From New York to Alabama and California to Connecticut, women emerged as the strongest voice on Super Tuesday.
They made up a whopping 57 percent of the vote in all of the primaries, and heavy turnout among female voters gave Sen. Hillary Clinton, D-N.Y., a significant boost in crucial states.
Women voters made the difference in New Jersey, Tennessee, Massachusetts and California, where the gender gap was as much as 25 points.
A group of women from Los Angeles talked about how gender, age and race influenced them in the voting booth.
Alisha Bleier said Clinton's stand on issues, and not the fact that she's a woman, led her to support the New York senator.
"Not at all for me," said Bleier, who is in her forties. "I think it's slightly insulting. I find that that is more superficial. I want to know what their positions are. I want to know their experience."
She continued, "To me, it's a bonus. ...I mean, I agree with her positions and she's a woman."
Not only a gender gap, but also a generational gap among women came into play on Tuesday.
Laura Chick, who decided to support Sen. Barack Obama, D-Ill., says she initially felt the tug toward Clinton as so many of her over-50 contemporaries did.
"They've struggled against the glass ceiling all their lives and to them having Hillary Clinton elected president is the culmination of their life struggle," said Chick.
Women under 30, however, didn't seem as compelled to vote for Clinton in order to see the first woman president.
"We are in a different generation and it shouldn't be based solely on the fact that, 'Oh I'm a woman, I need to vote for a woman to get the woman in office," said Katherine Lee, 19, who voted for Obama.

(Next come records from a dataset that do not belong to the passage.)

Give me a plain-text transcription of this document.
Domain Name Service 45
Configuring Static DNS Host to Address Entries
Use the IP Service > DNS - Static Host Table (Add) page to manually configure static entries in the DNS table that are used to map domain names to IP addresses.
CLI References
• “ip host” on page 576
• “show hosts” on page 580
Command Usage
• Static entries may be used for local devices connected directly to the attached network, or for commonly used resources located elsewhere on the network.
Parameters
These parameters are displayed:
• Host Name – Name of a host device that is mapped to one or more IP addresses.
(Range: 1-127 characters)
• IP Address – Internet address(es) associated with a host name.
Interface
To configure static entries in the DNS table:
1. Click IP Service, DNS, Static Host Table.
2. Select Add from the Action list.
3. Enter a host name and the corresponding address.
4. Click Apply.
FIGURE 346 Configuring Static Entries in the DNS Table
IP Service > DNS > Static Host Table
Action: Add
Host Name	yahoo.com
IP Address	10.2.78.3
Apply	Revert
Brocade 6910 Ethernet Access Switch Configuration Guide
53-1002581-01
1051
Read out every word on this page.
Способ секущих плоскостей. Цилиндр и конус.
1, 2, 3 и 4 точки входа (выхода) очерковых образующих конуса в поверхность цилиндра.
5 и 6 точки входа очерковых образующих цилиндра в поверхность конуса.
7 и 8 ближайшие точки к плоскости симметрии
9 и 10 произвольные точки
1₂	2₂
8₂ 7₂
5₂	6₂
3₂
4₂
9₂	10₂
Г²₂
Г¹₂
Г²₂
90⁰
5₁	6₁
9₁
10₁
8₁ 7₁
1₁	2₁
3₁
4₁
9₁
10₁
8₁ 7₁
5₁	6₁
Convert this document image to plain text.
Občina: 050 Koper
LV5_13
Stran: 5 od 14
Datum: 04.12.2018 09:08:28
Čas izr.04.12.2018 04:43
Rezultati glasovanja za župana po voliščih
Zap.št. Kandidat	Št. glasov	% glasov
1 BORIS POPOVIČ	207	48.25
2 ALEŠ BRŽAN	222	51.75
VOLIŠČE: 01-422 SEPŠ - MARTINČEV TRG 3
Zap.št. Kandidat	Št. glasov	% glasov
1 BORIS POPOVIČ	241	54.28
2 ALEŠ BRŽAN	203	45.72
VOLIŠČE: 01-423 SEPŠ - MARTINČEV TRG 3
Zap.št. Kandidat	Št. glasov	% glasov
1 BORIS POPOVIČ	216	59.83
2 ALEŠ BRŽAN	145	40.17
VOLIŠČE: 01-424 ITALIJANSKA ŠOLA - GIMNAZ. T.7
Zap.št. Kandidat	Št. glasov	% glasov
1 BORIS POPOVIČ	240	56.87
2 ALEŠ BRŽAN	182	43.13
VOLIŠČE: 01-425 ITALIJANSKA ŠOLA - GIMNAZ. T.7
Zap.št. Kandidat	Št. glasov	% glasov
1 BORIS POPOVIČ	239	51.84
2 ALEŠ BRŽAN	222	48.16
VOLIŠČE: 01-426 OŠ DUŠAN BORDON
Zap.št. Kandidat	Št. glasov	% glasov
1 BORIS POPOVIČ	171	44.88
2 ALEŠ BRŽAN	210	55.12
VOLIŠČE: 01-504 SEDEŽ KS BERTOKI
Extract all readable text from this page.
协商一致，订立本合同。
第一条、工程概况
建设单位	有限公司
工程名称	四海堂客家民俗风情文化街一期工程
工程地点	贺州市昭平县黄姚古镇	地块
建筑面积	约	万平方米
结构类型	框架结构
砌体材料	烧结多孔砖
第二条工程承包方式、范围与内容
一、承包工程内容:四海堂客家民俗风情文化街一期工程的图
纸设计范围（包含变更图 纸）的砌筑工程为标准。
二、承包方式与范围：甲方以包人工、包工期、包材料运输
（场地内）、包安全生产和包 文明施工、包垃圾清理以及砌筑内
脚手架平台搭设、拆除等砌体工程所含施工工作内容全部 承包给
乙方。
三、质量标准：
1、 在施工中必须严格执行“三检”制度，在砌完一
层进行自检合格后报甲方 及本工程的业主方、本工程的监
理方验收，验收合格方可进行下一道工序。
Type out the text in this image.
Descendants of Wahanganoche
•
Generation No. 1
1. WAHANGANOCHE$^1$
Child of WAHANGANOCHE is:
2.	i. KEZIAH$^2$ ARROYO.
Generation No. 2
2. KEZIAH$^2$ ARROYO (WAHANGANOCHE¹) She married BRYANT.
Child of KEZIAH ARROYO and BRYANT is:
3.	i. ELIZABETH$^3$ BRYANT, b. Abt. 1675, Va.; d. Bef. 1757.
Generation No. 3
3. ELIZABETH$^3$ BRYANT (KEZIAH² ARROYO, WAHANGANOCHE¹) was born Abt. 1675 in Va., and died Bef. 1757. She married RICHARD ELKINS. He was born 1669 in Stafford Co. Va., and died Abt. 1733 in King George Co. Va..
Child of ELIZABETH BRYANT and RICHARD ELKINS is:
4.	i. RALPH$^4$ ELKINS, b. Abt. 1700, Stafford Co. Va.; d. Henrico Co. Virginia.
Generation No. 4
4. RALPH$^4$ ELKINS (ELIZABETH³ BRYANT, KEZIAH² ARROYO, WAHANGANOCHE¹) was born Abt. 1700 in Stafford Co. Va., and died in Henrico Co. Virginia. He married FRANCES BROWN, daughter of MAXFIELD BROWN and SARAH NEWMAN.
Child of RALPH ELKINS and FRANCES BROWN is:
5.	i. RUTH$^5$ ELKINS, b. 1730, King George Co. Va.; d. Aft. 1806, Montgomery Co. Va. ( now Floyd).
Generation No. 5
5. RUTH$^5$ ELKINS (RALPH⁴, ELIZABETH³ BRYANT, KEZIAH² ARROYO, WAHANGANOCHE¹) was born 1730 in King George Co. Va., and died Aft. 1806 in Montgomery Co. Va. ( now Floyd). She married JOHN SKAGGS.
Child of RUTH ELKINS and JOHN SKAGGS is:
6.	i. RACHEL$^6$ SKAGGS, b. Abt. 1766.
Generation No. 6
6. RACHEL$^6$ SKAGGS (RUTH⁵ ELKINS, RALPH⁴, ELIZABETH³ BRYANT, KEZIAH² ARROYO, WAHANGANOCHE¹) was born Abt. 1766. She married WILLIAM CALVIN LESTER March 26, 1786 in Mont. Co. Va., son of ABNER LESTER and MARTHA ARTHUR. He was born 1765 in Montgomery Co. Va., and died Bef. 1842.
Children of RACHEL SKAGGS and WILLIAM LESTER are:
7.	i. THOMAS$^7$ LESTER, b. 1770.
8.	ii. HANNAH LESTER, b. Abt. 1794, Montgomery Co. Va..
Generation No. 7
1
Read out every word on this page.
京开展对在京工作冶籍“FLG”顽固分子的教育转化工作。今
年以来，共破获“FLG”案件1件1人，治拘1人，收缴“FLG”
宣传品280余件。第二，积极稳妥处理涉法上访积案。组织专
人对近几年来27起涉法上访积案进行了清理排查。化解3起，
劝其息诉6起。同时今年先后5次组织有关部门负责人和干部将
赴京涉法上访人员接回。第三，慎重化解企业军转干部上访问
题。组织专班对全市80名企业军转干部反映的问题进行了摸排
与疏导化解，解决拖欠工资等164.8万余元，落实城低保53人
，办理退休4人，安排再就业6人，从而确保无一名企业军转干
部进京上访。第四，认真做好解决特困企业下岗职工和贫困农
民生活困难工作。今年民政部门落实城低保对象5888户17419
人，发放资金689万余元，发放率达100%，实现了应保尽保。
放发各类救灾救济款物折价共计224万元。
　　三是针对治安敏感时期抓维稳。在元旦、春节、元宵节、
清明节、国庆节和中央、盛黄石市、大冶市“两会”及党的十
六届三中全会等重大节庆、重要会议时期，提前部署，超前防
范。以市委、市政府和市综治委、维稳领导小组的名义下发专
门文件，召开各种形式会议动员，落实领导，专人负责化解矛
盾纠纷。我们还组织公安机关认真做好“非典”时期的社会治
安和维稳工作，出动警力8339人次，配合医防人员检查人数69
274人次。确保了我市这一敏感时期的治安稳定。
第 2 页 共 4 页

Many women voters said their support of Obama is equally historic.
"In my opinion he is the better candidate but at the same time I am voting for him because he is African-American," Shovanda Williams, 19, said.
"For me the idea of electing a person of color is equally as compelling as electing a woman," Click said.
For many women, the vote came down to a struggle between two extremely appealing candidates.
"I support both of them and I find that they have very similar ideas on many, many things," Lee said. "And if Obama loses, I will be more than happy to support Hillary."